Le ton est soudainement monté d’un cran entre le gouvernement américain et Apple dans l’affaire du chiffrement iOS, de deux crans même. La première salve est venue hier du DoJ (Department of Justice), qui a critiqué très sèchement les arguments de Cupertino, les estimant même « toxiques pour les institutions« . L’avocate du DoJ, Eileen Decker, attaque bille en tête en expliquant que toute la rhétorique d’Apple vise seulement à faire oublier qu' »Apple veut désespérément — a besoin désespérément — que cette affaire ne soit pas celle d’un unique iPhone « ; pourtant, c’est bien le patron du FBI en personne – et non pas Apple – qui parle de jurisprudence au sujet de l’iPhone de San Bernardino, et considère que ce cas permettra de résoudre par ricochet celui des nombreux iPhone « bloqués » dans d’autres affaires judiciaires (Cowey a refusé de donner un chiffre précis devant le Congrès); Le Procureur de New-York Cyrus Vance tient d’ailleurs des propos très proches et va même encore plus loin en demandant des procédés de déblocage rapides à mettre en oeuvre, afin de banaliser ces procédures de déchiffrement pour n’importe quelle affaire de justice où des iPhone sont impliqués.

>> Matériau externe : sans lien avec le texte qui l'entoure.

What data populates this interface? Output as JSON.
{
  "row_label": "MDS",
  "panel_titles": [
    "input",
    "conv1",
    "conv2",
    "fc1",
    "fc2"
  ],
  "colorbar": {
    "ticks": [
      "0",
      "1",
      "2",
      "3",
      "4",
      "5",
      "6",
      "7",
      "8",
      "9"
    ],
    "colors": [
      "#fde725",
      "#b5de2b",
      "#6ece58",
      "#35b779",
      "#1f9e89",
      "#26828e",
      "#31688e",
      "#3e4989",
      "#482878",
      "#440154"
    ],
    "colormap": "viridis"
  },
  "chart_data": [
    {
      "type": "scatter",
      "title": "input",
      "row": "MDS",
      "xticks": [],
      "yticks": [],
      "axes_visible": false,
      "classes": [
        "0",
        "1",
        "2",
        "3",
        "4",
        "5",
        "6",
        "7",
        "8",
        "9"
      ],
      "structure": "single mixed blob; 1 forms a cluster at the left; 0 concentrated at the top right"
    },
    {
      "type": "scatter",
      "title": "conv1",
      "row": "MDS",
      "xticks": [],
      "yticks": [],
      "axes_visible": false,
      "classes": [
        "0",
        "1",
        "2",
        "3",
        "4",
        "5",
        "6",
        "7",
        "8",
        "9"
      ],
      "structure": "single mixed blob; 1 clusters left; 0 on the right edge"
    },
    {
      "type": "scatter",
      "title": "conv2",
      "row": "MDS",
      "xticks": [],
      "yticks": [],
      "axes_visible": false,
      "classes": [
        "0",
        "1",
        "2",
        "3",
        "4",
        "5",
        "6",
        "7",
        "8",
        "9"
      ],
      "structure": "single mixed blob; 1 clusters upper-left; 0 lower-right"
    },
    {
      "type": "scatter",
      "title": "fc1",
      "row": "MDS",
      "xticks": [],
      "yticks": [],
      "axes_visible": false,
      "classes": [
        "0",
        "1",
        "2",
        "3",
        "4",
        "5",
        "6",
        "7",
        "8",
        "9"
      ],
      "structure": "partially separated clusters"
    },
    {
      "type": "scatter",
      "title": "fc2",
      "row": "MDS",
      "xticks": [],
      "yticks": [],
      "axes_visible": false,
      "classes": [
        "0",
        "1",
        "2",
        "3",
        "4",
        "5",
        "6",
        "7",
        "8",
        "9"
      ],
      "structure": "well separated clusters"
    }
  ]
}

Eileen Decker poursuit sa charge en accusant Apple de ne pas être très coopératif dans cette affaire; pour une société « brassant des milliards de dollars »  et forte de 100 000 employés, le fait de mettre à disposition une dizaine d’ingénieurs pour modifier le code source d’iOS ne devrait pas poser de problèmes particuliers, contrairement à ce que prétend Tim Cook. L’avocate accuse aussi ouvertement Apple de pratiquer le double-jeu avec la Chine, acceptant là-bas ce qu’elle refuse de donner ici. Mais le clou de cette critique au vitriol, c’est l’accusation, grave, qu’Apple et non le FBI serait en fait responsable du fait que l’on avait pas pu récupérer les données iCloud de l’iPhone du terroriste. Le mot de passe du compte avait en effet déjà été modifié par Farouk lui-même quelques jours avant l’attentat.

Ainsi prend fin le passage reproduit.